Non profit
Water: private property?
Michele Boato examines the debate over the proposed bill to privatize water services in Italy by 2015.
di Staff
In November 2009 the Italian government adopted the Ronchi law which forces local governments to decrease their ownership of water management companies in Italy – by selling off their shares to private holders. In reaction to this law several referendums have been organized by grassroots organizations to demand that the government repeal the law.
Article by Michele Boato, professor in Economics, director of Gaia and a member of Alexander Langer, the Ecoinstitute of Veneto. He is also environmental and on the ground director of Federconsumatori, the Italian consumer organization.
The referendum on the proposed Ronchi bill is an occasion to tackle an important theme that has a direct impact on the lives of all Italian citizens.
When taking a position we must look at the numbers. The public system is continually plagued by 30 percent losses, but history suggests that multinationals will raise prices.
How can a community best organize their drinkable water resources?
“Long live free markets! They free us from inefficiencies and the parasites of government!”
“Markets speculate on anything and everything and they encourage theft, only the public sector can save us!”
Before confronting an issue as important or complex as access to water we must first distance ourselves from the temptation of falling into the use of superficial political attack slogans.
It would be wrong to reject the benefits of free and honest competition, as it would be wrong to undervalue the presence of a guiding and regulating public hand. This is especially true when the issue at hand is that of the provision of an essential service like health, education, mobility, waste, energy or water.
Pure ideology
The referendum that is gathering signatures from across Italy is not against the proposal to make the management of Italy’s water networks more efficient.
What it is against is the Ronchi bill that would oblige municipalities to entrust their water services to publically traded companies that run on a minimum of 60 percent private capital, starting in 2013. It also states that by 2015 the companies should rely on 70 percent private capital.
Moreover, there is a resistance in Italy to the idea of utilizing this type of profit driven organization, instead of a public organization that is obliged to reinvest all profits back into the improvement of services.
This bill chooses to overlook the actual system in place. It does not try to see if a public system could be made more efficient, because it is based on the ideology “private is better.”
Between the Italian regions of Arezzo and Puglia
In recent history several Italian regions have experimented with private water management systems, the results have not been very positive.
In the city of Terni, Umbria region, when water services were privatized costs to consumers quadrupled without any improvements to services.
In the city of Latina, in the Lazio region, from 2005 to 2009, the new company AcquaLatina raised prices by 500 percent for families and by 390 percent for businesses.
In the Tuscany region, in the city of Arezzo, after a disastrous experience with water managed by a French water company, citizens have made it clear that they want to return to a publicly managed system.
Beyond all of this criticism of the private management of water, there still remain huge problems with how the public sector manages water.
We should ask ourselves why Riccardo Petrella, a main figure in the Italian grassroots water movement, shortly after being nominated President of water management in Puglia abruptly resigned from his position without explanation.
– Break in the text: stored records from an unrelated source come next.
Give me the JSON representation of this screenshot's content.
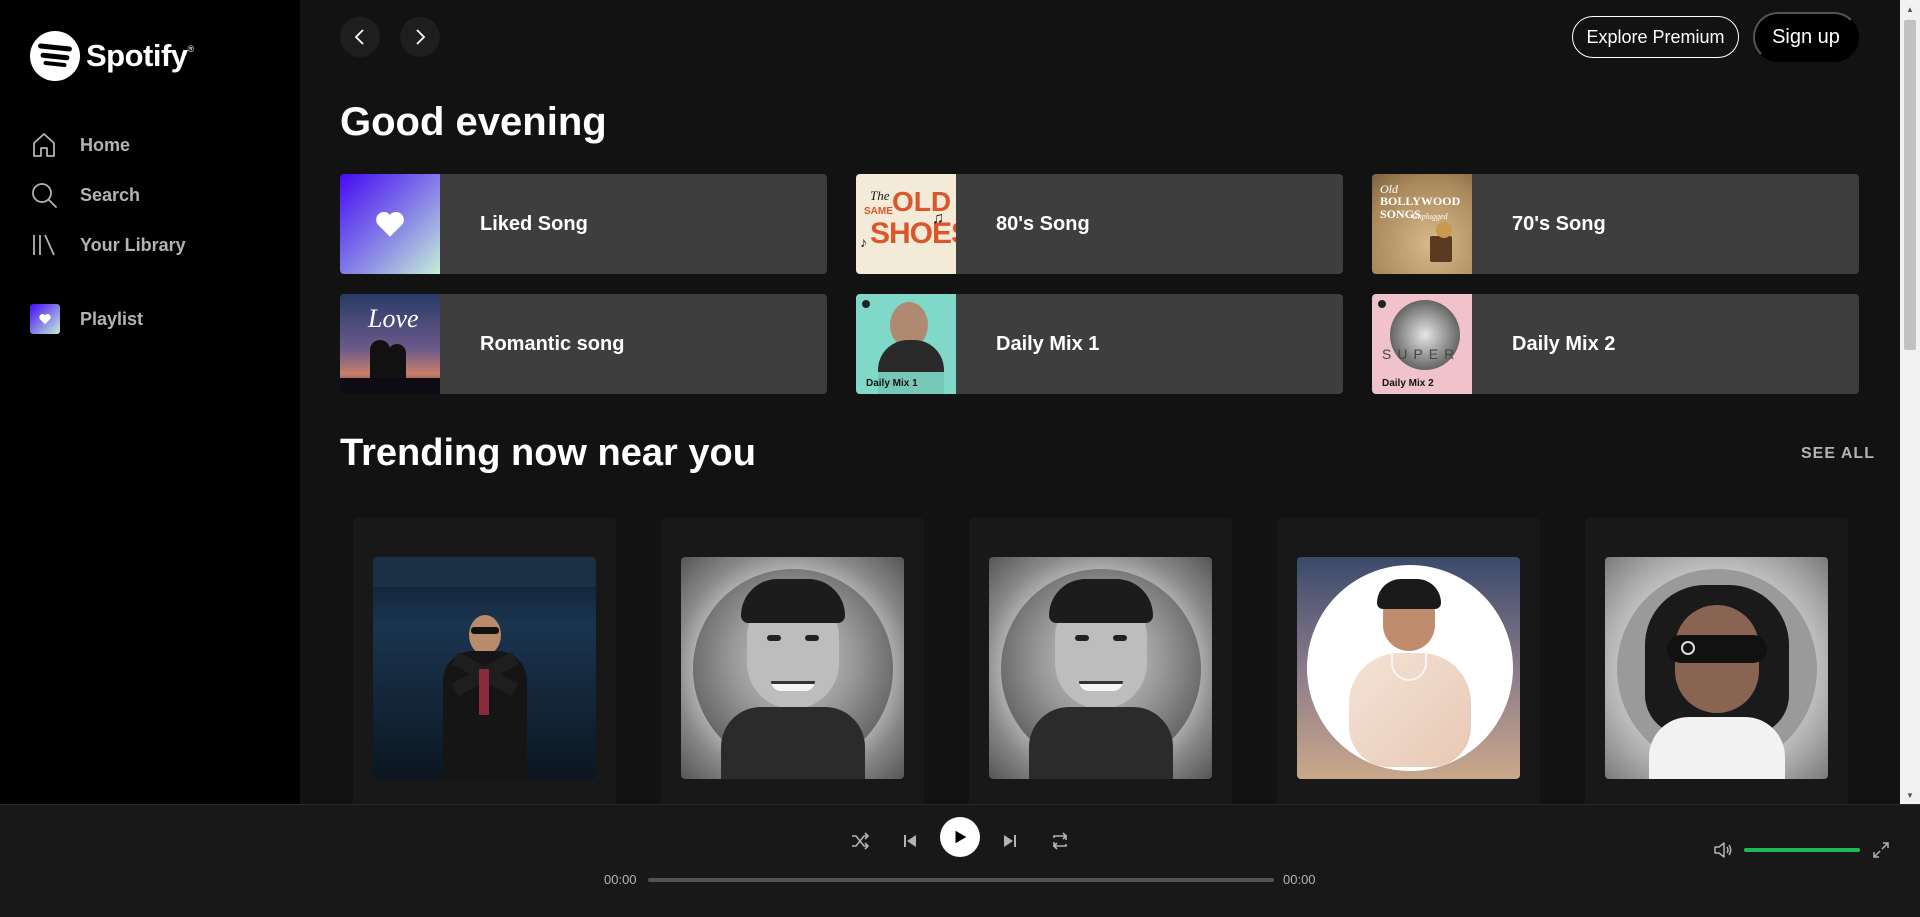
{
  "app": {
    "name": "Spotify",
    "trademark": "®"
  },
  "sidebar": {
    "items": [
      {
        "label": "Home",
        "icon": "home-icon"
      },
      {
        "label": "Search",
        "icon": "search-icon"
      },
      {
        "label": "Your Library",
        "icon": "library-icon"
      }
    ],
    "playlist": {
      "label": "Playlist",
      "icon": "heart-icon"
    }
  },
  "header": {
    "premium_label": "Explore Premium",
    "signup_label": "Sign up"
  },
  "greeting": "Good evening",
  "quick_picks": [
    {
      "label": "Liked Song"
    },
    {
      "label": "80's Song"
    },
    {
      "label": "70's Song"
    },
    {
      "label": "Romantic song"
    },
    {
      "label": "Daily Mix 1"
    },
    {
      "label": "Daily Mix 2"
    }
  ],
  "tile_art_text": {
    "eighties": [
      "The",
      "SAME",
      "OLD",
      "SHOES"
    ],
    "seventies": [
      "Old",
      "BOLLYWOOD",
      "SONGS",
      "Unplugged"
    ],
    "romantic": "Love",
    "mix1": "Daily Mix 1",
    "mix2": "Daily Mix 2",
    "mix2_word": "SUPER"
  },
  "trending": {
    "title": "Trending now near you",
    "see_all": "SEE ALL",
    "cards": 5
  },
  "player": {
    "current_time": "00:00",
    "total_time": "00:00",
    "progress": 0,
    "volume": 1.0
  },
  "colors": {
    "accent": "#1db954",
    "tile_bg": "#3e3e3e",
    "card_bg": "#181818",
    "sidebar_bg": "#000000"
  }
}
He had been nominated in 2005 by the then president of the region Nichi Vendola.
And don’t forget about the enormous waste of water by the Italian chemical, energy and most importantly in the agriculture sector.
The agriculture sector uses 50 percent of all water withdrawn and 40 percent of that is lost to evaporation that is caused by inefficiencies in the irrigation systems employed.
Moreover, in the different regions there are very few agricultural land registry offices and few updated industrial water plants. There are even fewer municipalities who control the hundreds of thousands of private wells. Left unregulated these wells can leak unsanitary water onto the water market or they can be a source of pollution.
Finally, Italy is behind several other countries in that it does not yet have any laws to oblige new building or newly renovated buildings to incorporate rain catchers. These could be used to collect water for non-drinking uses like cleaning and gardening.
Key terms in the debate:
In House: A type of structure where the management of public services is contracted out to a private company by the local government and where complete control of shares is also given over. According to the Ronchi bill (the bill which the referendum in question is trying to oppose) the managing companies would have to progressively transform company shares into private capital. The total public funding in an organizations would be limited to 40 percent of total capital starting in 2013 and would have to be further reduced to 30 percent by 2015. Those companies who have not yet gone public on the stock exchange but that already manage water services for a local region would have to transform 40 percent of their funding into private capital by 2011.
Remuneration: An article of the environmental code states that rates for water services should be determined taking into account “the pertinence for remuneration of capital investment.” The third question of the referendum looks to repeal this.